The rest of the four-strong ensemble join Paris in turning speech to rhythm, as they use his words as a starting point for a hard-footed, spirited quadrille, stamping out the ground as if to make their mark. The rhythms swell and change and grow boisterous until a folk dance has sprung up. This combination of personal sentiment and earthy movement comes about a third of the way through Ours Was the Fen Country, but could sum it up; a piece that uses verbatim acting, lip-synching, motion and film to capture the feelings of a people whose way of life is now under threat.
We meet a roguish eel-catcher, a horse-trader who wishes the fields were still trampled with hooves, farmers, land-lovers and the son of a stress counsellor, who seems baffled by this profession. Snatches of movement either frame or take over the narrative, and are defined by a freeform quality that suggests the spirit of a time-lapse camera watching a shifting field; Tilly Webber’s quiet solo is tree-like in the unexpected sway and tempo of her arms.
It’s hard at times to see the value in lip-synching verbatim movement live, or vocalising it from a recording, as the cast frequently do. But in capturing the mannerisms of the people they represent, Still House seems to hint at an idea of universality and community. When Canham himself takes on the persona of the eel-catcher to lip-synch with a realism that is almost disorientating, you are left thinking not only of the individual but of the ghosts of the past who came before him, and perhaps the younger ghosts that may not be around to come after.
Their tribute does not limit itself to people either.
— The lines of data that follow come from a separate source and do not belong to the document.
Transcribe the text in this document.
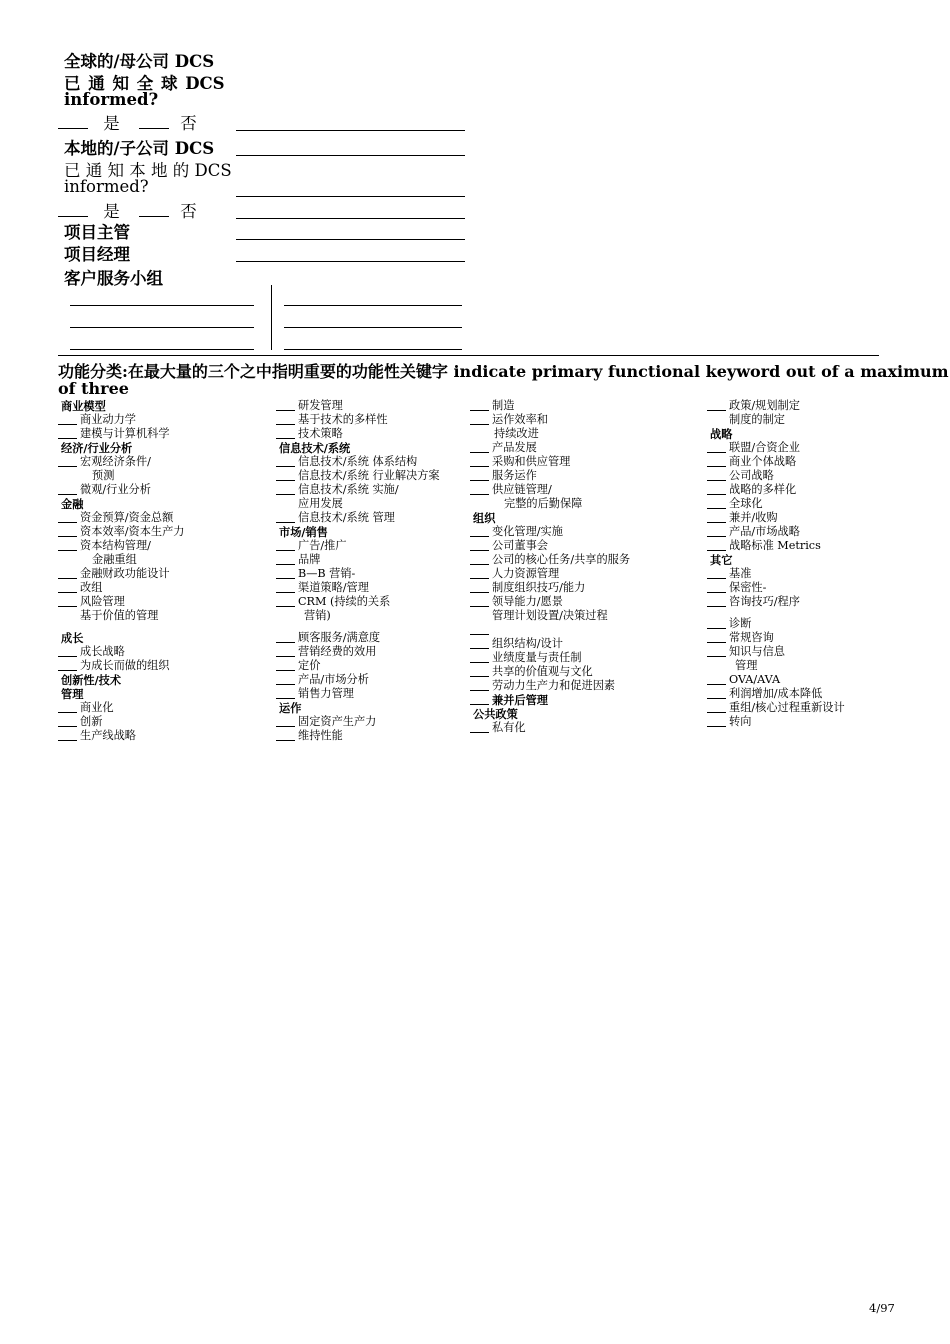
全球的/母公司 DCS
已 通 知 全 球 DCS
informed?
是	否
本地的/子公司 DCS
已 通 知 本 地 的 DCS
informed?
是	否
项目主管
项目经理
客户服务小组
功能分类:在最大量的三个之中指明重要的功能性关键字 indicate primary functional keyword out of a maximum
of three
商业模型
商业动力学
建模与计算机科学
经济/行业分析
宏观经济条件/
预测
微观/行业分析
金融
资金预算/资金总额
资本效率/资本生产力
资本结构管理/
金融重组
金融财政功能设计
改组
风险管理
基于价值的管理
成长
成长战略
为成长而做的组织
创新性/技术
管理
商业化
创新
生产线战略
研发管理
基于技术的多样性
技术策略
信息技术/系统
信息技术/系统 体系结构
信息技术/系统 行业解决方案
信息技术/系统 实施/
应用发展
信息技术/系统 管理
市场/销售
广告/推广
品牌
B—B 营销-
渠道策略/管理
CRM (持续的关系
营销)
顾客服务/满意度
营销经费的效用
定价
产品/市场分析
销售力管理
运作
固定资产生产力
维持性能
制造
运作效率和
持续改进
产品发展
采购和供应管理
服务运作
供应链管理/
完整的后勤保障
组织
变化管理/实施
公司董事会
公司的核心任务/共享的服务
人力资源管理
制度组织技巧/能力
领导能力/愿景
管理计划设置/决策过程
组织结构/设计
业绩度量与责任制
共享的价值观与文化
劳动力生产力和促进因素
兼并后管理
公共政策
私有化
政策/规划制定
制度的制定
战略
联盟/合资企业
商业个体战略
公司战略
战略的多样化
全球化
兼并/收购
产品/市场战略
战略标准 Metrics
其它
基准
保密性-
咨询技巧/程序
诊断
常规咨询
知识与信息
管理
OVA/AVA
利润增加/成本降低
重组/核心过程重新设计
转向
4/97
Illuminating a tall wooden post, we are told about the erosion of the peat – “black gold” as it is called locally. This post, representing one that a fens girl used to leapfrog over as a child, now stands around eight foot tall. And it didn’t grow upwards.
There are moments in Still House’s piece that feel as if they may not have been thoroughly distilled from workshop to stage. But at its heart is a warm sincerity and a desire to celebrate and educate.